Kim and Terry struck up a conversation. Terry gave Kim his business card and told her to call him if she was ever back in town. Kim called the following week and left a message and then pretty much forgot about him. A few weeks later she graduated from college. After that, she went back to Olean to interview at the local public television station and out of the blue, Terry called her. They went out a few times and he offered her a job in communications and marketing at East Resources. Kim called off the Alaska trip.
One of Kim's coups while at East Resources was getting Terry the cover story of the American Express monthly magazine. The 1992 story covered Pegula's fast rising company and in it, Terry mentioned that one of his dreams was to own a pro sports team.
Kim and Terry dated for a year before Terry went to Ralph Kerr to ask for his daughter's hand in marriage. Kim's parents had their reservations. After all, Terry was 18 years older than Kim, divorced, with two children. But Kim felt like she and Terry were meant to be.
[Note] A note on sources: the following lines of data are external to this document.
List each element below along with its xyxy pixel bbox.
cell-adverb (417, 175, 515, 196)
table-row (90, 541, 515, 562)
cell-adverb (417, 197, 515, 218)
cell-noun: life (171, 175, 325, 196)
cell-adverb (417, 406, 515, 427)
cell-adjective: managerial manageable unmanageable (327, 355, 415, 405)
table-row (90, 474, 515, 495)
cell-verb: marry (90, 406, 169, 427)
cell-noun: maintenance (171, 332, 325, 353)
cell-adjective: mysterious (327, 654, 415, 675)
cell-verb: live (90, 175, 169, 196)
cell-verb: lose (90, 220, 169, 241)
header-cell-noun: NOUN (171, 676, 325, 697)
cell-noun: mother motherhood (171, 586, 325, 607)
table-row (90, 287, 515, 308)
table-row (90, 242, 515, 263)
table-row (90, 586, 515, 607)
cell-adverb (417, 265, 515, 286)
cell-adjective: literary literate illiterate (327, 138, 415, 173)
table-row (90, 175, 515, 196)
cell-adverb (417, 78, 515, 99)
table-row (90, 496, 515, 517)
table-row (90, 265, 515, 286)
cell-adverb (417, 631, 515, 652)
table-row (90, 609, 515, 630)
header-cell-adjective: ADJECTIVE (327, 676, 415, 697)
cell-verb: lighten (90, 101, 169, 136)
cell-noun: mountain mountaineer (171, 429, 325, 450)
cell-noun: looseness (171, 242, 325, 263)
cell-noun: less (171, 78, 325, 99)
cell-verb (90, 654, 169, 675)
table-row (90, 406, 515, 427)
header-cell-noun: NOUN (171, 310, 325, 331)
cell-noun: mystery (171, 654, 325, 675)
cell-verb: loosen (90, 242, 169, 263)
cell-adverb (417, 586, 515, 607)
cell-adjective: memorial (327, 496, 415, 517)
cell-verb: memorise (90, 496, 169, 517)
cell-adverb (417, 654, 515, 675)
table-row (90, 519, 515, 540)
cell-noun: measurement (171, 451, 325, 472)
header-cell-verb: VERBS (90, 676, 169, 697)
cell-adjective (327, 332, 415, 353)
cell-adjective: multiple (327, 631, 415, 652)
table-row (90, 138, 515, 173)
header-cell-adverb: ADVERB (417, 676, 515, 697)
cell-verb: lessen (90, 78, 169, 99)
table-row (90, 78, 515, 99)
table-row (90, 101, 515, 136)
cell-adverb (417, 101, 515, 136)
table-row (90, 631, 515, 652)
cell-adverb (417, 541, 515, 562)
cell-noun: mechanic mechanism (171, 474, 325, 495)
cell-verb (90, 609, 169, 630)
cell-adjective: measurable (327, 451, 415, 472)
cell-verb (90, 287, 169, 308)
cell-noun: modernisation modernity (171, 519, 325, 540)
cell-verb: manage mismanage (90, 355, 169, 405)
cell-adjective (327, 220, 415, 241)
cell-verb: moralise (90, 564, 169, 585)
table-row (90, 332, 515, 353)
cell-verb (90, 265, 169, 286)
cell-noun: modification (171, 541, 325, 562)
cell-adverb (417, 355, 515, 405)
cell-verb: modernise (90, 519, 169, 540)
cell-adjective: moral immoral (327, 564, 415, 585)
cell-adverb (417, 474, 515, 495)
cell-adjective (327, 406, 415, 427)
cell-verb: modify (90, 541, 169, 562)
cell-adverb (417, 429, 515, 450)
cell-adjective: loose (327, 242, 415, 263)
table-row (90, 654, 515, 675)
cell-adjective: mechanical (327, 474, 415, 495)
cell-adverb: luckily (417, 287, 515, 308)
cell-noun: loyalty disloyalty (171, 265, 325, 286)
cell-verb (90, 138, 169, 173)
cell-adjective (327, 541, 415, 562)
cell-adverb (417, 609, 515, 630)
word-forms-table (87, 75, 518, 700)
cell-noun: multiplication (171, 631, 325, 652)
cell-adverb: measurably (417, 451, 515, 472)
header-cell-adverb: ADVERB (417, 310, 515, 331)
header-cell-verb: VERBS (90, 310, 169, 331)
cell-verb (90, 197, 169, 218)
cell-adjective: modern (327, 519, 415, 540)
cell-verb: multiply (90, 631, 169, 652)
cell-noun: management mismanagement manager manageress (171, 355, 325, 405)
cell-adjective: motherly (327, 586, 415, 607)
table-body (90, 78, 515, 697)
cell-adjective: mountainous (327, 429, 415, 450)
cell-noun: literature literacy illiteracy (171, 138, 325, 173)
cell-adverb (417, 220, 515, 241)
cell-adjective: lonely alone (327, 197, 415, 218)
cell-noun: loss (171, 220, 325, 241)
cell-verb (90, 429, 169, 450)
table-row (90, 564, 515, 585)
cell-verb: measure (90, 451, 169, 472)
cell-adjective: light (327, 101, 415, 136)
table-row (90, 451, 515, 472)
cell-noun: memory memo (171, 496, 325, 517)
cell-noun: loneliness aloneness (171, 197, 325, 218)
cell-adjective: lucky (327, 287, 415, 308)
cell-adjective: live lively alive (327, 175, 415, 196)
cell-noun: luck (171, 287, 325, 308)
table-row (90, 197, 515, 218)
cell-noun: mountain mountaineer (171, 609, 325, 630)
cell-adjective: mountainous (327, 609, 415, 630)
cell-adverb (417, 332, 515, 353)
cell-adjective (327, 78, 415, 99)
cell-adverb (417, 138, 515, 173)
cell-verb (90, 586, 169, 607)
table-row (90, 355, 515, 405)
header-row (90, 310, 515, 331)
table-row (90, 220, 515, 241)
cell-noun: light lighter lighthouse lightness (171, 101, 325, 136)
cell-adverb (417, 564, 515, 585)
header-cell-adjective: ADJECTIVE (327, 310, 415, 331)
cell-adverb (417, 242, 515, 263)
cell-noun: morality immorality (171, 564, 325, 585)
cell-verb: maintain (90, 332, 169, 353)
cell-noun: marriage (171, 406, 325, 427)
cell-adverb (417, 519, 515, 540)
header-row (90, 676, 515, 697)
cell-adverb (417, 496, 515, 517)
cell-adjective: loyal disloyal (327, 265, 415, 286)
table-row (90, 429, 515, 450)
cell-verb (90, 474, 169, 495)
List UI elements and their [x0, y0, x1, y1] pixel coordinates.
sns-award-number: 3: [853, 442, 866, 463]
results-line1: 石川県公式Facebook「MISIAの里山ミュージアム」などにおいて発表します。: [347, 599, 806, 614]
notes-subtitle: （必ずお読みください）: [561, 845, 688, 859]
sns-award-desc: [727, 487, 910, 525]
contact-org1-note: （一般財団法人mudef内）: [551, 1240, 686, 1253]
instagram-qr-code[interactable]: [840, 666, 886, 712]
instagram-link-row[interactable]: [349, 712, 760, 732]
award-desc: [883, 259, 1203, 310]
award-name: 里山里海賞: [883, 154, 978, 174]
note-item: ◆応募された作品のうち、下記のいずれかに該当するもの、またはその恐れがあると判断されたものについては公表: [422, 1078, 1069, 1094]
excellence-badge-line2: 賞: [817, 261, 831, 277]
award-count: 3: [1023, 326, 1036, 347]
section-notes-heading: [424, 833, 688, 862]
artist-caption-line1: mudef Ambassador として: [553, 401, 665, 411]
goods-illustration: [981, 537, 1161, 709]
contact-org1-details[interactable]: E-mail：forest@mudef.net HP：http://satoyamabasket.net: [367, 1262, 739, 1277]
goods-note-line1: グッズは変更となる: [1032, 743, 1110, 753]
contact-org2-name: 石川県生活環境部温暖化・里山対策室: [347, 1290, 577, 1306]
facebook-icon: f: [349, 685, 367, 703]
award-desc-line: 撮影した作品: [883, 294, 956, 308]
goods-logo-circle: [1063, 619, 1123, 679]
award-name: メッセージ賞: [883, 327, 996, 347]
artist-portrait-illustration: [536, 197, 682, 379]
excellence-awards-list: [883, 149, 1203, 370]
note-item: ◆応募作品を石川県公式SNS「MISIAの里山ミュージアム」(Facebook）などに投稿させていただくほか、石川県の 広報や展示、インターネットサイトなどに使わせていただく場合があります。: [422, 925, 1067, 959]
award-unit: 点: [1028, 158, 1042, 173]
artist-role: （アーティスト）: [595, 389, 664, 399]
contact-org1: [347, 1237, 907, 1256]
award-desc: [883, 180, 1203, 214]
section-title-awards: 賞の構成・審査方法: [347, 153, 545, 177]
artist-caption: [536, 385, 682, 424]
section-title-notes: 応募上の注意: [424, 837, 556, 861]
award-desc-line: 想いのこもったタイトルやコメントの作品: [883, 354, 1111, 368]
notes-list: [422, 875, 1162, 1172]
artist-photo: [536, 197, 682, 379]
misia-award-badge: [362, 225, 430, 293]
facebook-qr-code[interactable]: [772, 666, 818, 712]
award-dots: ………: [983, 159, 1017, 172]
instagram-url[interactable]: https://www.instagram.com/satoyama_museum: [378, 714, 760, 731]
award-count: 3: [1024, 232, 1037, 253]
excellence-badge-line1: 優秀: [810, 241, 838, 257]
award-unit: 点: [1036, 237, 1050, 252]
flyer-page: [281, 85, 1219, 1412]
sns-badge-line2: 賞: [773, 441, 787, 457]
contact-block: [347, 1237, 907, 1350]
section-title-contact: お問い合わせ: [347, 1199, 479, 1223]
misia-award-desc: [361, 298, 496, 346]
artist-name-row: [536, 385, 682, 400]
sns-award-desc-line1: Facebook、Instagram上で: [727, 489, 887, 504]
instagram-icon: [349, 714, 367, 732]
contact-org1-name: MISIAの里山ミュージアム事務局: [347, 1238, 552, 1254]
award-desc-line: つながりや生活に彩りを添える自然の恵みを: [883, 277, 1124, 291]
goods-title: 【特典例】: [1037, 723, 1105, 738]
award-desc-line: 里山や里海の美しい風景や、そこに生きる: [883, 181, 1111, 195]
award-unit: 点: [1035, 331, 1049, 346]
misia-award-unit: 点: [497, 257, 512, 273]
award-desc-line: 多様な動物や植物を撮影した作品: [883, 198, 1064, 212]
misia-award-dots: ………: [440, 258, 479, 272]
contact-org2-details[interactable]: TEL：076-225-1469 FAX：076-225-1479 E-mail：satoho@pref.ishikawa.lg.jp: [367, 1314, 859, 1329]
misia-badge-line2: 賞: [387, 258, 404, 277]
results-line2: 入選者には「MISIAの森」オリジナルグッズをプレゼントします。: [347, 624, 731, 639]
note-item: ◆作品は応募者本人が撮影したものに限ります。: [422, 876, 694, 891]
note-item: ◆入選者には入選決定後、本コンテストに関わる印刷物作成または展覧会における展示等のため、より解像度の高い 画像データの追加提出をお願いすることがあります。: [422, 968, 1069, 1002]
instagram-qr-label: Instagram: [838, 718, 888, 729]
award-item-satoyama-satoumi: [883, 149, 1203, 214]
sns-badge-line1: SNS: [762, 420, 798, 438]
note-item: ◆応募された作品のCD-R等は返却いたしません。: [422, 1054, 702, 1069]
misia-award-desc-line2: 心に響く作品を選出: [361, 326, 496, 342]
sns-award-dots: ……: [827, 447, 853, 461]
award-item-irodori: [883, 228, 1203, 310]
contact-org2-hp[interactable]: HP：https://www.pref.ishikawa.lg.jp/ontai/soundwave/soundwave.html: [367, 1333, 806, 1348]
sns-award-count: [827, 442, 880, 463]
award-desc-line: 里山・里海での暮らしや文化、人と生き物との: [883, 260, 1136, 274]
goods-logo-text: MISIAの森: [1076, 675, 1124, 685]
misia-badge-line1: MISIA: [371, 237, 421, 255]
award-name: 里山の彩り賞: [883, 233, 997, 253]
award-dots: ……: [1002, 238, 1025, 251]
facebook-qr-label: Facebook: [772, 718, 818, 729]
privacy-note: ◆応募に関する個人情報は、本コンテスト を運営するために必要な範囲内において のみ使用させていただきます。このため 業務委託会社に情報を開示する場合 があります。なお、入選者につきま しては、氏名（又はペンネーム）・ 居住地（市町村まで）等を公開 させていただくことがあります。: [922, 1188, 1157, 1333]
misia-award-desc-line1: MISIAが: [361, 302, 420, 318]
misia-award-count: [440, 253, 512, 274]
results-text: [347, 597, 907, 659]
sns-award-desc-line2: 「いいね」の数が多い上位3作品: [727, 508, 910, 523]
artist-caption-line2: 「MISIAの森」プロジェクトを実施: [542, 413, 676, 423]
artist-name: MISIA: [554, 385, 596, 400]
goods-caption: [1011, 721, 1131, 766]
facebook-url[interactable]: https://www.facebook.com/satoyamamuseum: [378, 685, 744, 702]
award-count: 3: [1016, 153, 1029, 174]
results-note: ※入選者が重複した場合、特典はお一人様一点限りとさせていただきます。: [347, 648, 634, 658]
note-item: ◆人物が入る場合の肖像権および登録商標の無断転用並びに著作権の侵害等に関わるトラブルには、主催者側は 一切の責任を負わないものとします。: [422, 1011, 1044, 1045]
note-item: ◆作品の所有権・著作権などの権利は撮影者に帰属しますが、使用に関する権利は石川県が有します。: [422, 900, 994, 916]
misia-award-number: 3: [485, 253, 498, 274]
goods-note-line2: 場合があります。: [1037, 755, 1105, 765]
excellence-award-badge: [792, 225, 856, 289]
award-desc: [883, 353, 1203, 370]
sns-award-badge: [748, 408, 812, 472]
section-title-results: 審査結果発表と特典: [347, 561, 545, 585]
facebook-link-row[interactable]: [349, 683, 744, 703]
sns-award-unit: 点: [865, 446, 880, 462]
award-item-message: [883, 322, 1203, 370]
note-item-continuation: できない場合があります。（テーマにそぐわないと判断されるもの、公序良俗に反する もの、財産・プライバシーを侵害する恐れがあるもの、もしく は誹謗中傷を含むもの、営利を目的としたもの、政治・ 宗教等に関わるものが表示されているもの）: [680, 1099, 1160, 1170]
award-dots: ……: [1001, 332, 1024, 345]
Pegula is a self-made businessman who founded a small natural gas and oil drilling company in the early 1980s and sold it in 2010 for $4.7 billion. The sale provided the seed money needed for his second career as a sports tycoon. Pegula Sports & Entertainment owns the NFL's Buffalo Bills, the NHL's Buffalo Sabres, the Rochester AHL team the Americans, the Buffalo Bandits indoor lacrosse team, a country music label and recording studio, and the HarborCenter complex in Buffalo. HarborCenter includes two hockey arenas, a hotel, and sports bar in downtown Buffalo across the street from the First Niagara Center, where the Sabres and Bandits play.
The Pegulas have been married for 22 years and have three children of their own – Jessica (21), Kelly (19), and Matthew (16). When the children were young, Kim stayed home to raise them. However, as they've grown up, she's taken on a more and more active role in the family business. When Terry sold East Resources and bought the Sabres, Kim was all in.
The Bills were looking for a new owner after long-time owner Ralph Wilson died in March, 2014. His wife Mary was not interested in running the NFL franchise and wanted to sell it. Terry was well aware of how much the team meant to western New York, but he had no intention of bidding on the team unless Kim was ready to play a major role in running the franchise. It was too big for Terry to handle on his own and he admits Kim has a better head for the fiscal and marketing sides of running the team. The Pegulas purchased the Buffalo Bills for a record $1.4 billion in October, 2014.
The Pegulas became Buffalo's first family with the purchase of the Bills. They are regarded as saving the beloved franchise from the likes of other interested buyers such as Jon Bon Jovi, Donald Trump, and others who threatened to move the Bills out of western New York.
Kim feels that this was what she and Terry were meant to do. Her adoptive parents taught her the importance of doing the right thing and giving back. Buffalo is a Rust Belt city that lost half of its population in from the first half of the 20th century to the second half. Kim Pegula is among a handful that are at the forefront of bringing Buffalo back to life.
As soon as Terry and Kim bought the Bills, Kim was asked to sit on the board of the NFL Foundation, a non-profit organization dedicated to improving the health and safety of sports, youth football and community. The committee is chaired by Charlotte Jones, daughter of Dallas Cowboys owner Jerry Jones.
As Kim settles into her role as co-owner of the Bills, it will be interesting to watch how she shapes the organization and the NFL as one of the few women with real power in the NFL.
From an orphan dressed in rags to billionaire co-owner of the Buffalo Bills and one of the power players in the NFL, Kim Pegula's life story has just begun, and it is already been a fantastic journey.